Sedih bukan main dengan kondisi saat ini bahwa Akses, Pemerataan, dan keadilan terhadap pendidikan memang sangat butuh untuk dikroscek ulang untuk mengevaluasi tingkat pendidikan yang selama ini diharapkan. Dengan kebijakan mahalnya pendidikan ini akan menegasikan transformasi dari kalangan bawah menuju kondisi yang diharapkan. Dan sudah saatnya pemerintah menyadari bahwa perlunya akses bagi setiap warga negara dalam menempuh pendidikan. Sebab memang dibutuhkan perbaikan sistem pendidikan di negeri ini dalam rangka menjamin kualitas hidup dari setiap warga negara. Agar Pendidikan menjadi senjata bagi rakyat untuk bertahan dalam menghadapi tantangan era globalisasi dan modernisasi, maka diperlukan  pemerataan pendidikan sehingga tingkat kualitas pendidikan di negara ini akan meningkat dan bisa bersaing secara global. Bisa kita lihat sistem pendidikan yang ada di Kuba dan itu bisa dijadikan sebagai cerminan kedepannya.

Memang dibutuhkan sebuah solusi jangka panjang untuk menangani situasi semacam ini seperti pemerintah harus mencanangkan sebuah program yang akan terjangkau hingga ke daerah terpencil.
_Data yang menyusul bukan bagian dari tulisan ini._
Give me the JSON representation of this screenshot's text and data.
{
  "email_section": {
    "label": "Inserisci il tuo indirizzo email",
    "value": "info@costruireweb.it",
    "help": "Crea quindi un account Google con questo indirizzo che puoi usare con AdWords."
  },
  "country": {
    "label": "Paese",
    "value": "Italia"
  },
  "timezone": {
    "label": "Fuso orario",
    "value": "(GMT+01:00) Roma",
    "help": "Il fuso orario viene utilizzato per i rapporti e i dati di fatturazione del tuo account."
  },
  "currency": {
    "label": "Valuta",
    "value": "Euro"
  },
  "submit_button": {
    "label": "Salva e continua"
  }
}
Misalnya saja peningkatan sarana dan prasana, menyebar luaskan tenaga pendidik yang sesuai spesifikasinya di sekola-sekolah, peningkatan kapasitas perguruan tinggi di Daerah sehingga tidak banyak lagi pelajar yang lebih memilih di pusat Kota kuliah. Selain hal tersebut, pemerintah setiap tahunnya juga perlu mereview angka buta huruf, putus sekolah bagi anak-anak baik SD, SMP, SMA hingga kejenjang Perguruan Tinggi serta melihat kuantitas dari lulusan yang sukses mendapatkan gelar akademik. 

Saya berharap pemerintah punya solusi atas hal tersebut dan  tetap menggandeng tangan dari setiap generasi agar menjadi agen perubahan masa depan, intelektual dan siap berkompetisi dengan generasi dunia yang lebih baik.(*)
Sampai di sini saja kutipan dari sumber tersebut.